Radim Vrbata signed with the Vancouver Canucks for a few reasons, but a “chance to play with the Sedins” was the one he mentioned first in a conference call with reporters on Thursday.
“If you play with players like the Sedins, you know you’ll get your chances,” Vrbata said. “I was looking for a good fit.”
Shortly thereafter, on another conference call, Canucks general manager Jim Benning delivered a similar message: “I think he’s a good fit with the Sedins.”
A right-handed shot, Vrbata scored a career-high 35 goals for the Coyotes in 2011-12. He scored 20 times last season, including 10 times with the man advantage. In theory, he’s the kind of cerebral winger — a guy who can play the give-and-go game — who should, in fact, be a fit with Henrik Sedin and Daniel Sedin.
When asked what he liked about Vrbata, Benning mentioned his “real good hockey sense and hands.” He also likes that Vrbata has “finish,” something the Canucks had very little of in 2013-14, when they had the 11th-most shots in the NHL, and the 28th-most goals.
But the signing of Vrbata does beg a rather big question in Vancouver — what do the Canucks do with the Sedins’ regular winger, Alex Burrows, a 33-year-old who has three years remaining on an $18 million contract, one that comes complete with a no-trade clause?
Benning suggested Burrows could be moved to Vancouver’s second line, with new addition Nick Bonino in the middle and either Zack Kassian or Jannik Hansen on the other wing.

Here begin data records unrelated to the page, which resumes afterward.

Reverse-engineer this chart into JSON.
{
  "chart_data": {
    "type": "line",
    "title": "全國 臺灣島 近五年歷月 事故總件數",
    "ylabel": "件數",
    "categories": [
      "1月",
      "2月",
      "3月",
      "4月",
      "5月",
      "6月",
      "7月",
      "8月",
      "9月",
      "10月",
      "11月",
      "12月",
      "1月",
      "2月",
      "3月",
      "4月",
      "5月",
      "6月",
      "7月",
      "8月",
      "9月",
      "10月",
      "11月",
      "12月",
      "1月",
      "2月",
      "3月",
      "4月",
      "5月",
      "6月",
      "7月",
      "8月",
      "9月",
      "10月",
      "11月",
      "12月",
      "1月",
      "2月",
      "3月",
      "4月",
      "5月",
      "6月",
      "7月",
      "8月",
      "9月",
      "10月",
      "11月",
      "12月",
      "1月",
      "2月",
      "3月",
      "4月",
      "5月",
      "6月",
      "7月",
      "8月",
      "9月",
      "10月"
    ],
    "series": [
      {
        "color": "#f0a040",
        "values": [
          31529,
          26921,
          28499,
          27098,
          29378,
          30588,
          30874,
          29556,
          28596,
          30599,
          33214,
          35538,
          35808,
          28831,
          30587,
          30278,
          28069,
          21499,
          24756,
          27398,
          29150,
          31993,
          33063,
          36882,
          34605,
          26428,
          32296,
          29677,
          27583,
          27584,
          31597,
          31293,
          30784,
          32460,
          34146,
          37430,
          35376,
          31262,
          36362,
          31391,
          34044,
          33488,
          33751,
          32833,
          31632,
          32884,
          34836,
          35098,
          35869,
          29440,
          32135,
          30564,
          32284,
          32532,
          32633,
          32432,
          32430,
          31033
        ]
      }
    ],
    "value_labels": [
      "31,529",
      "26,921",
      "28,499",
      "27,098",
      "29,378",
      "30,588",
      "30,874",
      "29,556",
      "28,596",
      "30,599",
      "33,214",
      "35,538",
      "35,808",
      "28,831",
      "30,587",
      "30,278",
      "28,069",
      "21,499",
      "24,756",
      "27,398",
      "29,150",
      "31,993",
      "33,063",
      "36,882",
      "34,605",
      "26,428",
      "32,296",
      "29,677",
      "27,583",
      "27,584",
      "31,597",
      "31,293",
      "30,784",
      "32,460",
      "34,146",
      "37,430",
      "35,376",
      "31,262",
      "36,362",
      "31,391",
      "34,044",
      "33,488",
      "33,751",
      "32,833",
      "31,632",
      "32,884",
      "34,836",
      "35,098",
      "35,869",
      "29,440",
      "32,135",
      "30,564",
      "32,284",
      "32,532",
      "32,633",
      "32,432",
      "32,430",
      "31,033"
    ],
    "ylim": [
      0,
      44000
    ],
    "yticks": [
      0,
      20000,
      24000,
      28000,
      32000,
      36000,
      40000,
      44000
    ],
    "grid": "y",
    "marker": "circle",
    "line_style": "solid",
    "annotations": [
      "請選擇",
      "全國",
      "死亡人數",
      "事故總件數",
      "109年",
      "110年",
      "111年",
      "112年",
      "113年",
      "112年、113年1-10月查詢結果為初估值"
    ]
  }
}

“We want to have balance amongst our four lines,” Benning said. “We want to have scoring depth.”
Key word there: depth.
Looking at a Canucks’ roster that’s been bolstered by the additions of Bonino, as well as forwards Derek Dorsett and Linden Vey, this year’s training camp should be a competitive one, with no shortage of youngsters (and veterans) hungry to show Benning and new coach Willie Desjardins something. At this point, prospects Nicklas Jensen, Bo Horvat, and Hunter Shinkaruk are far from guaranteed a spot on the opening-day roster.
As for Burrows, well, he’s got a lot to prove, too, after a nightmarish 2013-14 that saw him fight injuries and bad luck, all while playing in a John Tortorella-coached system that Burrows would only call “a little different, that’s for sure.”
It was reported in May — after Tortorella was fired — that the coach had pushed management to buy out the undrafted former ECHLer who’s had three 20-plus-goal seasons, plus one 35-goal season, while playing with the Sedins.
At the very least, Burrows should have plenty of motivation on his side.